Identity Crisis


If there is anything evident in our society right now, permeating every part of it, it is that so very many are suffering from a crisis of identity. With the result that even something as basic as human biology is no longer a guide to the most basic identity. So people are desperately trying to establish some sense of identity for themselves. This occurs from the mild to the extreme. From the socially acceptable like corporate dress, bumper stickers, displaying desired retail logos, hoodies, baggy pants/skinny jeans, to extreme body modification, tattooing, transvestism, androgyny, etc. Any symbol that marks one out as a part of any particular group, or allows them to communicate something about who they think themselves to be to others.

One of the things Scripture does from its very outset is give us data to help gain a sense of identity as human beings – and what it means to be a “person”, from the point of view of the One who created us. After all, who is better equipped to give us that identity than the one who designed us as we are according to His own will and purposes?

It is no surprise then that as a race in active rebellion against God over who has the right of supremacy over us, (to the point of many even denying that He even exists) that even Christians can (and do) suffer from this crisis of identity – IF – we do not take the Word of God seriously in this matter. Enter the little book of Colossians, and its emphasis upon clarifying this most important issue.

You see, it is one thing for each of us to have an identity – but quite another to know who we are in Christ Jesus. The phrase “in Him” pervades this letter. The Believer needs desperately to know the fullness of the person and work of Christ, and then to understand the nature of his or her identification in and with Christ. There is a cosmos and eternity of difference between being a sinner (which we all are) and a sinner saved by grace (which only believers are). The Christian is forbidden from ever thinking of him or herself solely in terms of him or herself – i.e. apart from Christ. Whoever and whatever we are – we are in Him, and not alone.

Now in his discussion, the Apostle Paul is going to argue that gaining a true, Biblical sense of our identity, is the best equipping for remaining stable, joyful and thankful in the storms, trials and complexities of life. And so he opens the letter by teasing out the key elements of the Christian’s identity. I’ll outline them briefly for you below to consider, marvel and rejoice in today.

When our endurance is the product of absolute trust in the loving goodness of our God toward in Jesus Christ, it produces an endurance in trials which is accompanied by joy and patience.

When trials have displaced our joy, or when patience has run out and we live in the frustration of those trials, the issue isn’t the trial itself, patience itself, nor joy itself – it is faith. Have I lost the confidence in the love of God I so desperately need? For the endurance we need is a supernatural one. We need to be “strengthened with all power, according to HIS glorious might, for all endurance and patience with joy.”

Believing I have an inheritance which far outweighs my current distress, and living in the thankfulness of its reality. If these are eclipsed, endurance is gone.

What then is my real status – regardless of the trials I currently face?

1. Each Believer is qualified by the Father to share in the saints’ inheritance.

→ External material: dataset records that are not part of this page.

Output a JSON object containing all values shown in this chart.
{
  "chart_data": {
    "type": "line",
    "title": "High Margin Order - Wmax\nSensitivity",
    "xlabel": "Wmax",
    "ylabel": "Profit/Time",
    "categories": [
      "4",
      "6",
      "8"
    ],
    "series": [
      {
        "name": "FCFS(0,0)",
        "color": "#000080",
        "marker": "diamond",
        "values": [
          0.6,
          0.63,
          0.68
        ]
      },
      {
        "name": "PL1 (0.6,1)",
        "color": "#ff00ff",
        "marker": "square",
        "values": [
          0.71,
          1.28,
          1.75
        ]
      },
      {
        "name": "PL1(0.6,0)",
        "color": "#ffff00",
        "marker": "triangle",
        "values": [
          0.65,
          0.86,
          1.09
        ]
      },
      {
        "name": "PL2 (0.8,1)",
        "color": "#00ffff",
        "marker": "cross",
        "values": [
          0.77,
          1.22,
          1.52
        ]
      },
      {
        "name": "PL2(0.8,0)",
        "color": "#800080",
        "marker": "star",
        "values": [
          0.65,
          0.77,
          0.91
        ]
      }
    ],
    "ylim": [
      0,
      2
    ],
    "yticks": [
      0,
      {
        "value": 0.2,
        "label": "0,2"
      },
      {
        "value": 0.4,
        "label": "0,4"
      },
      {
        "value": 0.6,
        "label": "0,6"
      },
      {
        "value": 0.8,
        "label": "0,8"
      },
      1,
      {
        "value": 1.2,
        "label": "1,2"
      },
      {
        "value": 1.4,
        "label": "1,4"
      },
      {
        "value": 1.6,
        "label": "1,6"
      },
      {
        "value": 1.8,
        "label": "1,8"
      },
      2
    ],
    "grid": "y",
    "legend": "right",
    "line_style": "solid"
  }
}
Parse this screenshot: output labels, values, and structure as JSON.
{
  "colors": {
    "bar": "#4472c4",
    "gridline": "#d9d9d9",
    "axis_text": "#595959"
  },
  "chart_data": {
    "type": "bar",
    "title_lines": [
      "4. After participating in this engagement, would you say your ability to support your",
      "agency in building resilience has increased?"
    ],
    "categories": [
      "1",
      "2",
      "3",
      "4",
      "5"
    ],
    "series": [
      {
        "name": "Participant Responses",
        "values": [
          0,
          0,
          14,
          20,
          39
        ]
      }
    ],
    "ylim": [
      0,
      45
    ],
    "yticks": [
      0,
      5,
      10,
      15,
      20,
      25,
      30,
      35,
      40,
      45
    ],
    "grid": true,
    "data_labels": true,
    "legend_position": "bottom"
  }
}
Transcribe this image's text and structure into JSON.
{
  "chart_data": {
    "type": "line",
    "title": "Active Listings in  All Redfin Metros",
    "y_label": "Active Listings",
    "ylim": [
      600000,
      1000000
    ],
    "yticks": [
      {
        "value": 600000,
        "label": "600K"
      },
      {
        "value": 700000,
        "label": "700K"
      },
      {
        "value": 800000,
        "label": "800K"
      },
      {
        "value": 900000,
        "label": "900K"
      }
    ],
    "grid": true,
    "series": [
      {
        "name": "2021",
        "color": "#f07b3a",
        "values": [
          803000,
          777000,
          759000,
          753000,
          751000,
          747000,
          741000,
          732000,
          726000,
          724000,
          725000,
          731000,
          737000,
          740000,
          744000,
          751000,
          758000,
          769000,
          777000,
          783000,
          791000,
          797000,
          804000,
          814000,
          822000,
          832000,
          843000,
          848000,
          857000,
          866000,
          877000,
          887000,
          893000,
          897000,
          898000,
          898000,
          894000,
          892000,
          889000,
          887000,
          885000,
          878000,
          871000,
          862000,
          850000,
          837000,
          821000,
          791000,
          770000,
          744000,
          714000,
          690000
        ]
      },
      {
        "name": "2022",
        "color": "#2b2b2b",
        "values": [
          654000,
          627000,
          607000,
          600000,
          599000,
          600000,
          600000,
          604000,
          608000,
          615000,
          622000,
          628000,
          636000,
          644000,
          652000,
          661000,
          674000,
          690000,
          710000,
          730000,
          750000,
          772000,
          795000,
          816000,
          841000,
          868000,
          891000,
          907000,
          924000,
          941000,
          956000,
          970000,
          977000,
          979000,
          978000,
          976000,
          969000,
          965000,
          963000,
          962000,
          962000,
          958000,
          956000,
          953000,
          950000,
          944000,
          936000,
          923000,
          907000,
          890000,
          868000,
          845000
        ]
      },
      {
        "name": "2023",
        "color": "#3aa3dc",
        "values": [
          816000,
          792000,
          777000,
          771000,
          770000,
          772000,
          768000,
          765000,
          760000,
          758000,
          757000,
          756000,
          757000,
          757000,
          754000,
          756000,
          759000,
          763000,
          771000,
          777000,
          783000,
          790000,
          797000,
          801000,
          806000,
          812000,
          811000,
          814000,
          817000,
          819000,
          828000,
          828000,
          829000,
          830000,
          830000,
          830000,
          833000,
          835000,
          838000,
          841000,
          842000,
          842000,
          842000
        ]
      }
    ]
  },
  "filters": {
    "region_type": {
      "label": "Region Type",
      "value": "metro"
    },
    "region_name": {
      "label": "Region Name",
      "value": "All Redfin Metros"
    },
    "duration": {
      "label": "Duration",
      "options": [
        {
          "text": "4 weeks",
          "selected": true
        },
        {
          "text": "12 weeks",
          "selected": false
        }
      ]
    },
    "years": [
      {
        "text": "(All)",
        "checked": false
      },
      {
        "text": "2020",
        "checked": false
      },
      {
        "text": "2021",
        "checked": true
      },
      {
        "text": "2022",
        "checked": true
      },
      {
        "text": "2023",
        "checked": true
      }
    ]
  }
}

2. Believers are delivered from the domain of darkness. Living in the truth of reality as God knows it.

3. Believers have been transferred to Kingdom, to governorship and care of the Beloved Son of God. We are citizens of His Kingdom, and subjects of His Kingship.

And who IS this Beloved Son into whose Kingdom I’ve been transferred? (15-20)

  • The image of the invisible God.
  • The Firstborn of all creation.
  • The Creator of all things in heaven and on earth.
  • The Creator of all things visible and invisible.
  • The Creator of all ranks of human and angelic life.
  • The One who stands at the head of all things.
  • The One who continues to sustain the existence of all things.
  • The Head of His Church.
  • The Head of all the Resurrected.
  • The One whom God has set as preeminent over all.
  • The One in whom all the fullness of the Godhead dwells bodily.
  • The Reconciler of all things to Himself as God, through the blood of His cross. 

4. The Believer is granted full and free pardon for all my sins – more – not just judicially, but personal forgiveness from the God I have sinned against.

5. (21-22) The Believer is reconciled to the Father through His own death, that He might present us (me) to Him holy, without blemish and blameless

And it is the work of the Spirit to bring these home to the heart and mind as realities – realities which fuel faith. Realities based upon believing God’s Word.

Cementing this identity in our minds, will keep us steadfast and sure in the hardest of times.

Christian – know who you really are in Christ.